Unfortunately, a large proportion of the American population have not had the benefit of a decent education that encourages free and independent thought and simply place too much trust in the very media that serves only its own interests. They believe the absurd suggestion that the healthcare debate is actually about bumping off octogenarians or a potential communist takeover of government. Anybody who supports genuine reform of the status quo is then classified as the embodiment of pure wickedness. Neither side is immune to this phenomenon. The political divisions take hold within the collective psyche as a battle over nothing less than good and evil. The legislature is paralyzed by dysfunction, and the status quo is effectively maintained, a status quo we can all agree (with the exception of multi-millionaire Rush Limbaugh) needs to be changed.

Meanwhile, the “us against them” perpetual mindset pervades the American public that belies a deeper truth. We are more alike than we are different. In reality, we all want the same things. Regardless of how we may disagree on strategies for achieving our collective goals, our first task should be to identify the baseline desires we all share.

We all want to live in a world where poverty and hunger have been eradicated. We want our children to breathe clean air and drink clean water. We believe every person should have access to good, affordable healthcare. We want an economy that produces rewarding and secure jobs that provide a living wage. We do not believe any organism should suffer extinction at human hands. We would like to see all children “welcomed to life” and the number of abortions and teenage and unwanted pregnancies reduced. We want our food to nourish us, not make us sick. Americans believe in religious freedom and are proud of their national heritage. We respect the need to maintain Earth’s resources for future generations. We want to live in a world without war. We cherish the wild places on earth that remind us of our humanity and connection to nature.

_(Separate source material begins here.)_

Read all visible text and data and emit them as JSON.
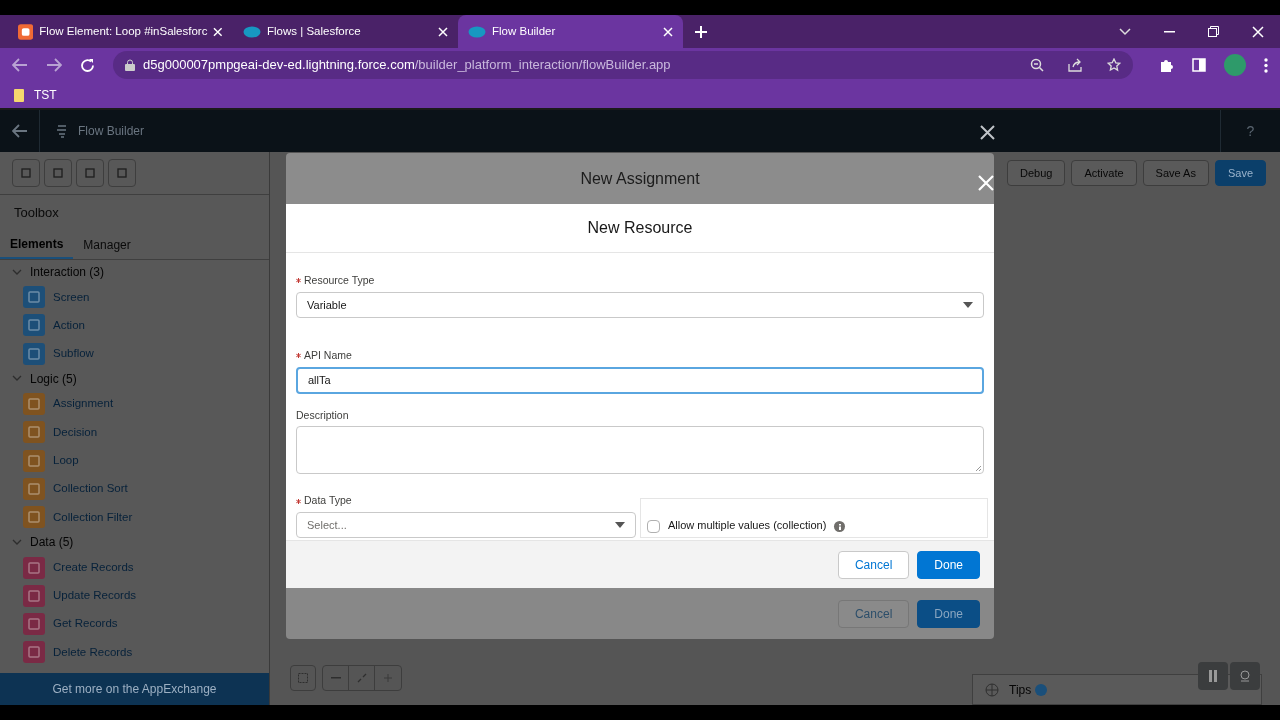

We all fear for our future and the future of the planet. We want our elected officials to fear the loss of our votes more than they fear the loss of corporate sponsorship.

If anyone doubts we share these common ideals, take the time to talk to someone on the other side of the isle without discussing political ideology. We all share the same core values. We love our families, our country, our gods and our earth. We should not allow political, private and media interests to divide and conquer us thus preventing us from achieving our shared goals.

Once we stop arguing amongst ourselves over petty distractions, we can demand our policy makers do the same. The task is not impossible. Americans have come together time and time again, putting aside differences for the common good.

We say we are the greatest nation on earth, yet we allow ourselves to get emotionally drawn into childish bickering and hold our representatives to a pathetic standard. We should believe our own rhetoric. We are the greatest nation on earth and we should act accordingly. In this new decade, let’s clear the smokescreen of all the nonsensical and emotive distractions and concentrate on our goals. Once the road is cleared of the scrub and brush that litters it, the path is easy to navigate.